Linuxでは長らくCFS(Completely Fair Scheduler)スケジューラがデフォルトでした。複数のプロセスが実行している場合、各プロセスに割り当てるCPU時間を均等にしようというのがコンセプトのようです。カーネルのドキュメント*8によるとデスクトップ向けと書いてありますね。大規模向けではないと予防線を張ってるのかな。それはさておき、大規模向けになると、何をゴール(優先事項)にするかが様々であり、そこも議論を招くポイントである気がしています。CFSの場合、均等になるのはプロセス単位なので、ユーザ単位で見ると、沢山プロセスを実行しているユーザが得なような気がしますよね。それに関しては、課金することにより、ユーザ自身の自制に期待したり、ユーザごとにクォータを設定したりと、別のメカニズムに委ねることも考えられます。課金といえば、高いグレードの課金ユーザのプロセスを優先するというポリシーも考えられると思います。その場合のゴールとしては課金収入の最大化になるでしょう(実際にあるかどうか分かりませんが)。最近は、消費電力というステークホルダーも出現してしまっているようです。

最近は、コンピュータシステムも複雑化していて、考慮する要素が多く大変です。プロセッサも複数になってきて、どのプロセッサでプロセスを実行するかも考えないといけません。メモリ、ネットワーク、アクセラレータ等の割り当ても考える必要があって、プロセスのスループット最大をゴールにするにしても消費電力最小をゴールにするにしても、そのゴールを満たすための各種リソース配分(CPUも含む)を考えないといけません。その上にリソース隔離機能(例えば、Linuxでは、cgroups)の考慮も必要ということで、もう訳が分かりませんね。

実は筆者はスケジューラにはあまり興味を持っていません。これでスケジューラの話は、お終いです。ただ、一点最後に大事なことを言っておきますが、スケジューラは、プロセスの選択に時間を掛けてはいけないということです。そもそも、CPUを効率的に使用することが目的なのですから、スケジューラがCPUを浪費してしまっては本末転倒です。

課金

筆者がOS屋になった当時、メインフレームのUNIXというのは、大学の計算機センターで使用されることが多かったです。VMのひとつにUNIXを載せ、教育用に開放するといった感じですね。本格的な計算は依然メインフレーム純正OSのVMで実行されていて、メインフレームのVM管理機能を利用して、UNIXから純正OSにジョブを投入したり、ジョブの結果を取得したりする機能を開発していたりしました。

大学の計算機センターでの使用には、課金が付き物でした。

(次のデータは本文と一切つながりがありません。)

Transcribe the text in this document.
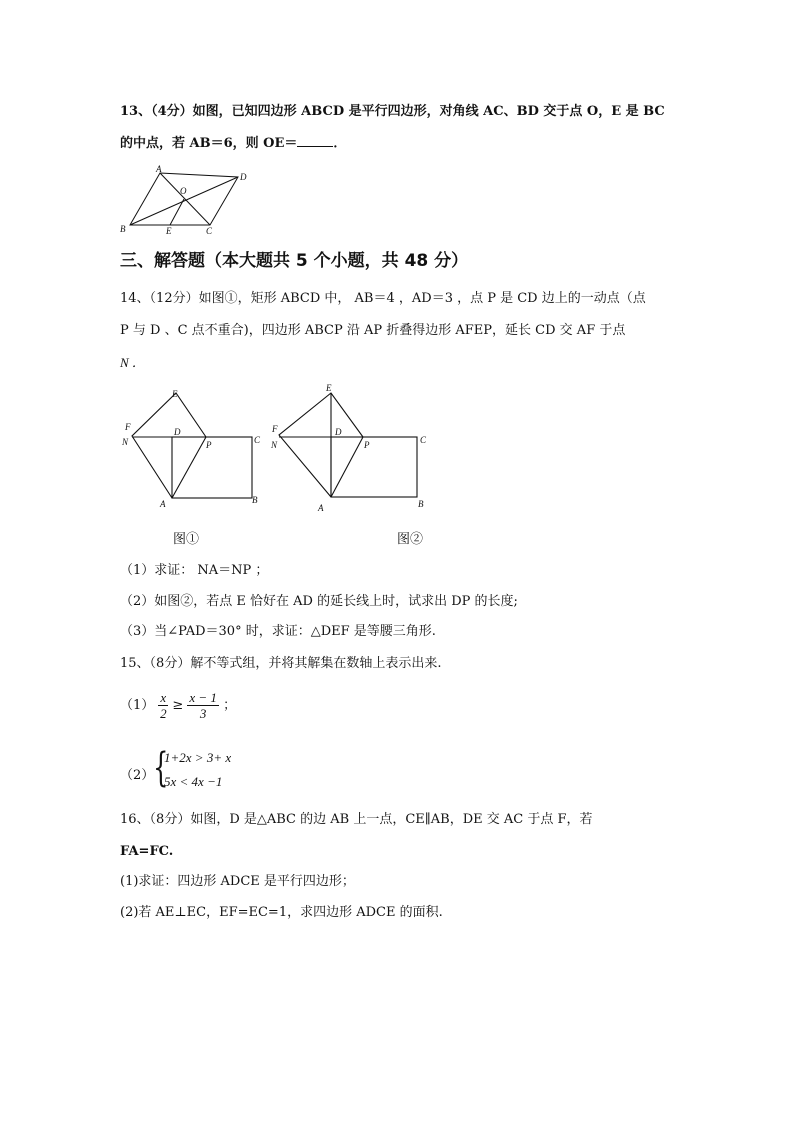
13、（4分）如图，已知四边形 ABCD 是平行四边形，对角线 AC、BD 交于点 O，E 是 BC
的中点，若 AB＝6，则 OE＝	．
A
D
B	E	C
O
三、解答题（本大题共 5 个小题，共 48 分）
14、（12分）如图①，矩形 ABCD 中， AB＝4 ，AD＝3 ，点 P 是 CD 边上的一动点（点
P 与 D 、C 点不重合)，四边形 ABCP 沿 AP 折叠得边形 AFEP，延长 CD 交 AF 于点
N ．
E
F
N
D
P	C
A	B
E
F
N
D
P	C
A	B
图①	图②
（1）求证： NA＝NP ；
（2）如图②，若点 E 恰好在 AD 的延长线上时，试求出 DP 的长度;
（3）当∠PAD＝30° 时，求证：△DEF 是等腰三角形.
15、（8分）解不等式组，并将其解集在数轴上表示出来.
$(1) \frac{x}{2} \ge \frac{x - 1}{3}$ ；
（2）
{
1+2x > 3+ x
5x < 4x −1
16、（8分）如图，D 是△ABC 的边 AB 上一点，CE∥AB，DE 交 AC 于点 F，若
FA=FC.
(1)求证：四边形 ADCE 是平行四边形；
(2)若 AE⊥EC，EF=EC=1，求四边形 ADCE 的面积.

当時のUNIXでは、課金情報が秒単位になっていたため、さすがに解像度が悪すぎて使い物にならないとの声が上がっており、ミリ秒単位の課金情報を出す、高精度課金なる機能開発があったりしました。現在のLinuxはマイクロ秒単位のようですね。カーネル内部ではもっと細かい精度で保持していると思います。

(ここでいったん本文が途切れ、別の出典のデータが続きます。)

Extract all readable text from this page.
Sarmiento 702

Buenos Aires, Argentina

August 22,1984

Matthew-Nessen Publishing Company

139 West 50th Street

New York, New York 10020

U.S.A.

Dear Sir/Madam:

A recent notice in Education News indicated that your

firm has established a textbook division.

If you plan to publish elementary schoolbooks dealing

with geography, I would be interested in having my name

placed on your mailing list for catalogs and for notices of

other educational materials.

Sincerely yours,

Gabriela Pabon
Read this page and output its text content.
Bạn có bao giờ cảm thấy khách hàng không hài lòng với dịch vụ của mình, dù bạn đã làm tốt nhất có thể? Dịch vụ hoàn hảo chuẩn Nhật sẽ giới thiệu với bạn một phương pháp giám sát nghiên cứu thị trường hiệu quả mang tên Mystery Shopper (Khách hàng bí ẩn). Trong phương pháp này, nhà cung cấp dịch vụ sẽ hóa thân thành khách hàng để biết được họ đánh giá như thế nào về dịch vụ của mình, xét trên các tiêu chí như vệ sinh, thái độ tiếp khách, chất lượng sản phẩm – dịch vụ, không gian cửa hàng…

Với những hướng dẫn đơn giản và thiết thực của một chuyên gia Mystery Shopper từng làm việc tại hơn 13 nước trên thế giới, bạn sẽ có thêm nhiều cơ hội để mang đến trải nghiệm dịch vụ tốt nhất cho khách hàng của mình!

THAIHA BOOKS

プロセスが消費したCPU時間は、課金に使われたり、スケジューラの判断に使われたりするわけですが、その計測は一筋縄ではいきません。消費したCPU時間は、ユーザモードでの使用とスーパバイザモードでの使用に分けて計測されています。ユーザモードで使用したCPU時間に関しては、はっきりそのプロセスが使用したものなので議論の余地はありません。問題は、スーパバイザモードでの消費時間です。スーパバイザモードの消費時間というのは、そのプロセスが発行したシステムコールのコンテキストで実行された時間を計測しています。システムコールというのは、そのプロセスがやりたいこと(例えば、ファイルアクセス)をOSが肩代わりして行っている訳なので、そのプロセスの消費時間として計上するのは自然です。ではありますが、他プロセスやシステムの状況により、結構ぶれが出てきます。例えば、メモリの使用状況によっては、メモリ不足によるページ解放処理(結構重い処理)がシステムコールコンテキストで走る場合があります。筆者の知る限り、その処理分を計上から差っ引くなどということはやっていなかったと思います。ファイルアクセス時にディスクキャッシュ(ページキャッシュ)にデータがあるかどうかでも違いが出てきます。データがキャッシュになかった場合、ディスクに対するI/Oを発行するまでが、システムコールコンテキストで実行されることになります。こうしたOSのオーバヘッド分をプロセスに付けてしまっていいかという問題ですね。逆の話もあります。Linuxの話になりますが、ネットワークI/Oに関しては、送信については、システムコールコンテキストで実行されますが、受信に関しては、NICで受信して、ソケットバッファに届くまでは、割り込みコンテキスト(およびsoftirqコンテキスト)で行われるので、プロセスには計上されていません。ソケットが分かった時点で、そのソケットを使用しているプロセスに付けてしまえ、とかは筆者の知る限りはやっていなかったはずです。割り込み処理では、複数のパケットを処理するケースがあって、個々のパケットごとに計上するのは難しそうですし、マルチキャストパケットだったらどうプロセスに付けるんだとか考え出すと難しそうです。とは言え、じゃんじゃん受信しているプロセスにCPU時間が計上されていないのは、なんだか不公平な気もしますよね。クラウド事業者はどうしているのでしょうね。VM単位の課金だとして、VMに割り振れない物理ホストでのオーバヘッド分が大きいと損する気がしますが、どうしているのか気になります。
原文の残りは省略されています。